Glenn Linderman wrote:
On approximately 1/31/2006 12:06 PM, came the following characters from
the keyboard of Linda W:
The NT-based registry uses 16-bit binary "blobs" (wchar_t) that
are not, *strictly*, interpretable as UTF-16, UCS2 or any standard
character set.
Could you elucidate this "*strictly*" comment, or provide a doc ref that
explains it further?
---
Sorry to beat a dead registry-interface, but I received an
email from someone within MS that points to documents where this is more
accurately described:
http://msdn.microsoft.com/library/default.asp?url=/library/en-us/intl/unicode_8zzn.asp
"Whenever a function has a length parameter for a character string, the length
should be documented as a count of TCHAR values in the string. This refers to
bytes for Windows code page ("ANSI") versions of the function or 16-bit words
for Unicode versions."
http://msdn.microsoft.com/library/default.asp?url=/library/en-us/intl/unicode_90hf.asp
"The value returned by the lstrlen function is always based on normal character
width: 8 bits for Windows code pages, 16 bits for Unicode. This is often
referred to as a "count of characters", but that is not strictly correct,
because Windows code pages that use double-byte character sets have some "full
width" characters that are actually represented by two consecutive bytes; a
similar situation arises for surrogates in Unicode."
and
http://msdn.microsoft.com/library/default.asp?url=/library/en-us/intl/unicode_192r.asp
"Windows applications normally use Unicode UTF-16 to represent character data.
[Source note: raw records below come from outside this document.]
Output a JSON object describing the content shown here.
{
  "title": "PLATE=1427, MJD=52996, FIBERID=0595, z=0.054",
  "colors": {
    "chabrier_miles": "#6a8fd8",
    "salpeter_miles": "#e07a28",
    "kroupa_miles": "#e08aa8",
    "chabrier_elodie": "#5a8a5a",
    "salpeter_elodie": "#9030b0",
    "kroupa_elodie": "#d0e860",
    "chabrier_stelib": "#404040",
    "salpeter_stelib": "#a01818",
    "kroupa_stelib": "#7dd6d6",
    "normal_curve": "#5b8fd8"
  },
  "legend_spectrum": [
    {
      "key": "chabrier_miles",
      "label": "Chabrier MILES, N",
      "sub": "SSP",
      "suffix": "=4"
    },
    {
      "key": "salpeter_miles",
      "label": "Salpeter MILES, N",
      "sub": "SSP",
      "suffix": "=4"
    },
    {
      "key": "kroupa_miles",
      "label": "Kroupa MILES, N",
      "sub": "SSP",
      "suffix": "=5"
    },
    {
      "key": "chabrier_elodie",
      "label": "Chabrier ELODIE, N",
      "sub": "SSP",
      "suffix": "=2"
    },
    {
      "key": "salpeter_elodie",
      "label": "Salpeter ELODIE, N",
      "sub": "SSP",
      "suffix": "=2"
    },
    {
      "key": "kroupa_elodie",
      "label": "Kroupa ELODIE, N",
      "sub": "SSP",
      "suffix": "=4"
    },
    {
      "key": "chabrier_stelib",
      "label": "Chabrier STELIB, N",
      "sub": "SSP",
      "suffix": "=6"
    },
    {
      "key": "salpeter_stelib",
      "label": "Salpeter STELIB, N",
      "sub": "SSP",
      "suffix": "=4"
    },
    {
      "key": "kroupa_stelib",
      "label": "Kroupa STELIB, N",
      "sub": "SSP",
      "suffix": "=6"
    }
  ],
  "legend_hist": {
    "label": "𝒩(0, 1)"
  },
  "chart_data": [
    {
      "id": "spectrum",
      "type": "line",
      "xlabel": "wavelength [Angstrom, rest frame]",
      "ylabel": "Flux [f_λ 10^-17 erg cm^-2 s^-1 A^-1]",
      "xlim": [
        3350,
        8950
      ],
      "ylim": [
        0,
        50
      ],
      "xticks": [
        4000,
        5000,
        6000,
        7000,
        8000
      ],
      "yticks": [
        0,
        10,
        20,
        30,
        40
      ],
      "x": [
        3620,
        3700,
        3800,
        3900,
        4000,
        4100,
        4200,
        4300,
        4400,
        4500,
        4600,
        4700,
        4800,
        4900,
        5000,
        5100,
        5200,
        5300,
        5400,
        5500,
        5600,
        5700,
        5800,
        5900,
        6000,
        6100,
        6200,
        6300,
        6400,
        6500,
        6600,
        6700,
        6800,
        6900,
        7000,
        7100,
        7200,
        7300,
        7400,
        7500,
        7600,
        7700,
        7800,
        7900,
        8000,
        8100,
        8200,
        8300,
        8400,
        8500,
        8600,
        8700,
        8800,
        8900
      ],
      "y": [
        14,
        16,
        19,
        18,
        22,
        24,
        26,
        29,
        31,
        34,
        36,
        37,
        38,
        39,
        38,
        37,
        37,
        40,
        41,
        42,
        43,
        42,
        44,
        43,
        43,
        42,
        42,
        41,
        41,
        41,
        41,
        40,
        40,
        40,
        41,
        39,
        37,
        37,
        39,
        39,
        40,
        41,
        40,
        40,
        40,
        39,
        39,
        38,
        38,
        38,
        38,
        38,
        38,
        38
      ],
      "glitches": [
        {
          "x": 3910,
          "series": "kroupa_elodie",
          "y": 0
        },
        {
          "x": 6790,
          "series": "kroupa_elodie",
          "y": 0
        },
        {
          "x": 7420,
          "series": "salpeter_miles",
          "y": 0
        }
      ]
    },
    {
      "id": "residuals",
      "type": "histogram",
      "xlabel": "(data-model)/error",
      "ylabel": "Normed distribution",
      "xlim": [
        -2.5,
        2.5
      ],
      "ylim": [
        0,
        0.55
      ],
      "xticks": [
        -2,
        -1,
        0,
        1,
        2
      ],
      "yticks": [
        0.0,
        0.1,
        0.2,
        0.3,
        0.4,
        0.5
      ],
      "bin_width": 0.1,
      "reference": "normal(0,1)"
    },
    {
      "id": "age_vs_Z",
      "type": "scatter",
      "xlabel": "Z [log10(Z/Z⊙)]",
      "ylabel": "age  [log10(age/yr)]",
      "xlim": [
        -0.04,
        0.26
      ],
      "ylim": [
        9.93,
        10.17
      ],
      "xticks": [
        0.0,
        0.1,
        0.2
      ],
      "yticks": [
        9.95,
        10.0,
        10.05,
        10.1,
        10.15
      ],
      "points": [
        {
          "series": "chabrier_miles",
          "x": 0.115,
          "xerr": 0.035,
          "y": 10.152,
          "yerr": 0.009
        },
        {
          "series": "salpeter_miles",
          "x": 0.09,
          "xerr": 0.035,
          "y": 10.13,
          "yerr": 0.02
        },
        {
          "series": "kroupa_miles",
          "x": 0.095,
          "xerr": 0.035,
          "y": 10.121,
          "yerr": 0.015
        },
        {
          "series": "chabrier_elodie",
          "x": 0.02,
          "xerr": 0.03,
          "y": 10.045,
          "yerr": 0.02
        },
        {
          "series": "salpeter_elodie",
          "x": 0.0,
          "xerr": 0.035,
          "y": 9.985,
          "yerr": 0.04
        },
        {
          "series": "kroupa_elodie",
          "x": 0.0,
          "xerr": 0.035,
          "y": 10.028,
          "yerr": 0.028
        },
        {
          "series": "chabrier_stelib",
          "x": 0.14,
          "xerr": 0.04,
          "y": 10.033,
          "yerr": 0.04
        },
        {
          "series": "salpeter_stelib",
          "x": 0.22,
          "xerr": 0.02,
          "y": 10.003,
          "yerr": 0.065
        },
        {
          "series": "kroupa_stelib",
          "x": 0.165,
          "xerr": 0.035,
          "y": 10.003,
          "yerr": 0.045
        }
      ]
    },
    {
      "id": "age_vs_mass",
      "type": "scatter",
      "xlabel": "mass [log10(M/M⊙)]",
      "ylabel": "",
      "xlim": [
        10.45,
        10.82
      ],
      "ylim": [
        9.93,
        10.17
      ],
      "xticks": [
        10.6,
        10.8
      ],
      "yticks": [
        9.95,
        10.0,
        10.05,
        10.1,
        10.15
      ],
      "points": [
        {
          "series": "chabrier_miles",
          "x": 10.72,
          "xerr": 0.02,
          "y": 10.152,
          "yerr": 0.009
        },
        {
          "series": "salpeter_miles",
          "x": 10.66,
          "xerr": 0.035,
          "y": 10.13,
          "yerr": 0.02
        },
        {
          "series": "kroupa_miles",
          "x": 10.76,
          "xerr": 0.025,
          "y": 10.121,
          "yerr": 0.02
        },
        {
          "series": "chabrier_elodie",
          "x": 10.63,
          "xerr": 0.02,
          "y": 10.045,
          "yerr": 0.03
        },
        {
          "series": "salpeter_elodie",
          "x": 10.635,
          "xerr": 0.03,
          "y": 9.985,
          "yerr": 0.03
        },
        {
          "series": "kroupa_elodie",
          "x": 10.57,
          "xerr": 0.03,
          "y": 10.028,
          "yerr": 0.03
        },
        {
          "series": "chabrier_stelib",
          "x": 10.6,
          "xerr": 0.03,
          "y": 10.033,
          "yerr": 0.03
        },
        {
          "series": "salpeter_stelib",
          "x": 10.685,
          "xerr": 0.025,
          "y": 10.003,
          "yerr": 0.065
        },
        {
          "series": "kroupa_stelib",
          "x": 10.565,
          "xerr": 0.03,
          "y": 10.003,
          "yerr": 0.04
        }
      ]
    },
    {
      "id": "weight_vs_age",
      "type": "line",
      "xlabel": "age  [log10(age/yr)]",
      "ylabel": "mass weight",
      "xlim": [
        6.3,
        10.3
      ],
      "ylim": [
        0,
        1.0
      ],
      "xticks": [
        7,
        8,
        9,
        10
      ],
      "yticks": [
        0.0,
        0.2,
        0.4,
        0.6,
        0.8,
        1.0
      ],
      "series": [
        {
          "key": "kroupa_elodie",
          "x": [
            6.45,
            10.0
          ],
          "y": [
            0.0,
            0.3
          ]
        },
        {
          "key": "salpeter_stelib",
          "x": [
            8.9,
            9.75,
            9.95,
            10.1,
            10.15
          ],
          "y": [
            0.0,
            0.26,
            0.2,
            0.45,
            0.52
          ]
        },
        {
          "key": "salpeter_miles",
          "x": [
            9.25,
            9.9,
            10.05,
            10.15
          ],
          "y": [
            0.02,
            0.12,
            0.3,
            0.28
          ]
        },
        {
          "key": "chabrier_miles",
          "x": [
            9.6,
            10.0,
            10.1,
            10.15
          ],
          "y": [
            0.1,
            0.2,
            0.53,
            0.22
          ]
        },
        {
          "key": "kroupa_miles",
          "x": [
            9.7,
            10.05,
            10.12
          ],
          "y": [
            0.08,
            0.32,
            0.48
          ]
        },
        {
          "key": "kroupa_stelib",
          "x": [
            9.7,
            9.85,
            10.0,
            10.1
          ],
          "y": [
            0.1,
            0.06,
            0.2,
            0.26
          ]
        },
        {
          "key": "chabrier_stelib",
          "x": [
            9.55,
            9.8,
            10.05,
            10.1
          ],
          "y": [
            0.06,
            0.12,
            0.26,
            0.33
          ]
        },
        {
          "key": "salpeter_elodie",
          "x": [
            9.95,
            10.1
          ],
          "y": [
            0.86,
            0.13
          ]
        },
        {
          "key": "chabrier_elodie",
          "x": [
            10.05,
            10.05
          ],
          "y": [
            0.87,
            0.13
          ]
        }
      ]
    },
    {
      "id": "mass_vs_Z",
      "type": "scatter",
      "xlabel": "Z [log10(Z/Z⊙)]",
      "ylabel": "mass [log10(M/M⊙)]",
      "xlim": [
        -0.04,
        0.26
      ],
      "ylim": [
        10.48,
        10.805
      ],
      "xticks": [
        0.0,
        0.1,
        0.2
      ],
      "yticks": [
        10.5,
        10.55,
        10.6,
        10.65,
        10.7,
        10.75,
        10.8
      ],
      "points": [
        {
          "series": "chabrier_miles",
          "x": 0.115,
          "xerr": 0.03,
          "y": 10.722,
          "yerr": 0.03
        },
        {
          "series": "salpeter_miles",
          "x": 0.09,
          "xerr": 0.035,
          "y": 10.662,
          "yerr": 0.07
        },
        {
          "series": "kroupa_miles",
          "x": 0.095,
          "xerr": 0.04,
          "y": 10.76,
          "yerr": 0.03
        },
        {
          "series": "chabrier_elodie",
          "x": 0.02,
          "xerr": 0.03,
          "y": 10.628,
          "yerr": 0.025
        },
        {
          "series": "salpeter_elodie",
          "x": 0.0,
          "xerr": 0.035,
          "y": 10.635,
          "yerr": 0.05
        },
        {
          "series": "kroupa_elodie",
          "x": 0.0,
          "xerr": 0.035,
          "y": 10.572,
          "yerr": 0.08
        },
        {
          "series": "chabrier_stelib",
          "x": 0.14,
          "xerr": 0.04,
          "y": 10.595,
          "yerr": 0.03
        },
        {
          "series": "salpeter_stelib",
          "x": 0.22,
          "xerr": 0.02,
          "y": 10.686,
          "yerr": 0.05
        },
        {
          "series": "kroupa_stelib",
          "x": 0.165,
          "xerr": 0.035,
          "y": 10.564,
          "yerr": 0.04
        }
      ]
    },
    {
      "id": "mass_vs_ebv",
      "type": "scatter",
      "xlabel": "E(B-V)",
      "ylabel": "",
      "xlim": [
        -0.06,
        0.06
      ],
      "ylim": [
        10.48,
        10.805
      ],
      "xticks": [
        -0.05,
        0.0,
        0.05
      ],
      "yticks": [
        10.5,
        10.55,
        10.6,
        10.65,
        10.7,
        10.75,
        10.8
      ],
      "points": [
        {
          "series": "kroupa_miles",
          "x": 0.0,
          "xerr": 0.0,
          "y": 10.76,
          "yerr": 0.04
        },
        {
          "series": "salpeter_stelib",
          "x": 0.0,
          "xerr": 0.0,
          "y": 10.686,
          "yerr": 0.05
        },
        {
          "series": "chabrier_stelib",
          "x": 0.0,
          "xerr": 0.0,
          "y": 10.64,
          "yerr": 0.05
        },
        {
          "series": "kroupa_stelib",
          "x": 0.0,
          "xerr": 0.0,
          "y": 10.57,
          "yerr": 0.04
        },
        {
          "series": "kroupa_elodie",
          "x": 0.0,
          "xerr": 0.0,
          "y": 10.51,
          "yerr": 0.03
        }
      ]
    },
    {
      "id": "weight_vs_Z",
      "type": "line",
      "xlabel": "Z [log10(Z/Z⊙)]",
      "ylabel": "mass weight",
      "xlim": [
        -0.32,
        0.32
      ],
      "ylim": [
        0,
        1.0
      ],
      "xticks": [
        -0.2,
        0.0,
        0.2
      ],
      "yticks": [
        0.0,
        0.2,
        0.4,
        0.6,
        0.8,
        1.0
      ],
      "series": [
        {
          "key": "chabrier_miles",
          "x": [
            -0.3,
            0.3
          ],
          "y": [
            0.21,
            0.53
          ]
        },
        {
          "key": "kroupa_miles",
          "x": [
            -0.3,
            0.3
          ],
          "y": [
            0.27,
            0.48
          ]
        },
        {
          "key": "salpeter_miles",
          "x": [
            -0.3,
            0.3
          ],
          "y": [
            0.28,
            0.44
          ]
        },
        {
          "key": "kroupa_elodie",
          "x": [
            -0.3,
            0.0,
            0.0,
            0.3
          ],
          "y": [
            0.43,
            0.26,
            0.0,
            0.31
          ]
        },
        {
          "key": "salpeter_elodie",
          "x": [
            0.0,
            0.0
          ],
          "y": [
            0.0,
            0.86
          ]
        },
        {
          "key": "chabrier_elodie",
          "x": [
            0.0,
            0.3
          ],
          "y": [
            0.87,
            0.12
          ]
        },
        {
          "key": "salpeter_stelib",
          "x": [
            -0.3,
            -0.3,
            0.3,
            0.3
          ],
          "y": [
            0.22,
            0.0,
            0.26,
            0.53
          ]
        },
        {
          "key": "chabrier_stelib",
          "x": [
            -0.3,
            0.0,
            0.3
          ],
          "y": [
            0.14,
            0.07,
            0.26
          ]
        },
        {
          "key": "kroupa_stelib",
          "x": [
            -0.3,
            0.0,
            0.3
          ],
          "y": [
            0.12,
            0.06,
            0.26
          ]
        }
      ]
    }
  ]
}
16 bits would allow direct representation of 65,536 unique characters, but this
Basic Multilingual Plane (BMP) is not nearly enough to cover all of the symbols
used in human languages: Unicode version 4.1 includes over 97,000 characters,
with over 70,000 characters for Chinese alone."
"Windows 2000 introduced support for basic input, output, and simple sorting of
supplementary characters. However, not all system components are compatible with
supplementary characters. Also, supplementary characters are not supported in
Windows 95/98/Me."
"... note that Windows versions prior to Windows XP disable supplementary
character support by default. (Windows XP and later systems enable supplementary
characters by default.) "